ROSYTH could be served up with a new tennis facility as part of plans to create more than 100 indoor courts across Britain.

The Press can reveal exclusively that, under ambitious proposals revealed by the Lawn Tennis Association (LTA) yesterday (Wednesday), they want to provide courts in areas that will “meet a demand threshold of potential players”.

A total of 96 “target areas” – 12 of which are in Scotland – have been identified and prioritised “according to the number of potential players in each area, with demographic profiles of the population for each target community used to ensure new facilities are developed in a way that also helps to broaden the participation base of the game”.

Although no detail on a specific site has yet been revealed, the LTA has earmarked the tow n as having indoor courts created over the next 10 years.

In a statement outlining the plans on the LTA’s website, the governing body’s chief executive, Scott Lloyd, said: “More indoor facilities across England, Scotland and Wales are absolutely crucial to our ambition to open up tennis to many more people.

“We are already making progress with several new indoor tennis centres currently going through the planning process in Scotland, and I am looking forward to us working with local authorities and partners in all of our target locations across the whole of Britain.”

One possible location for such a development could be at the Fleet Grounds, which is operated by the South West Fife Community Sports Partnership.

In 2014, Fife Council agreed a £133,000 deal with the Ministry of Defence for the facilities, including a pavilion, playing fields and artificial hockey pitch, with a view to leasing the land back to the partnership to develop it into a sports hub.

A state-of-the-art all-weather surface was installed three years later at the Wilson Way site in the first part of a proposed three-phase development, which suggested the possibility of creating an indoor facility that would introduce other sports to the hub – including tennis.

Danny Hughes, chair of Rosyth Community Council, said: “This is the very first I’ve heard of this but more facilities for the town has to be good news.”
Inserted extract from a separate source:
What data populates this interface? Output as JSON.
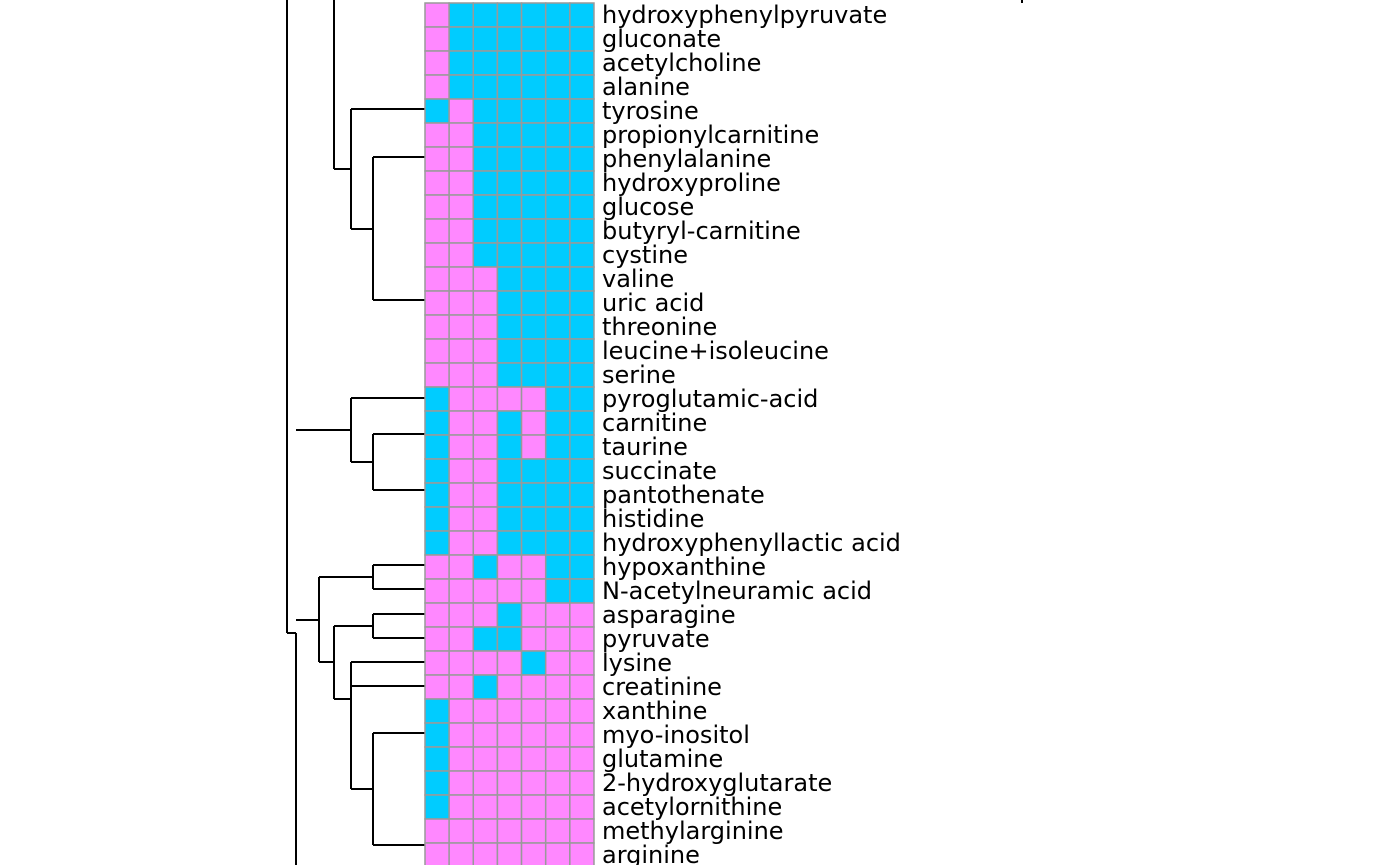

In April, Judy Murray – an ex-Dunfermline Tennis Club player – urged the LTA and Scottish Government to call for action to be taken on providing a lasting legacy for when her sons, Andy and Jamie, retire.

But, almost 10 years after the town had been shortlisted as a potential home for a Judy Murray Tennis Centre, Fife Council ruled out the possibility of developing indoor facilities in Dunfermline, commenting that a new facility at St Andrews University had “enhanced” the provision.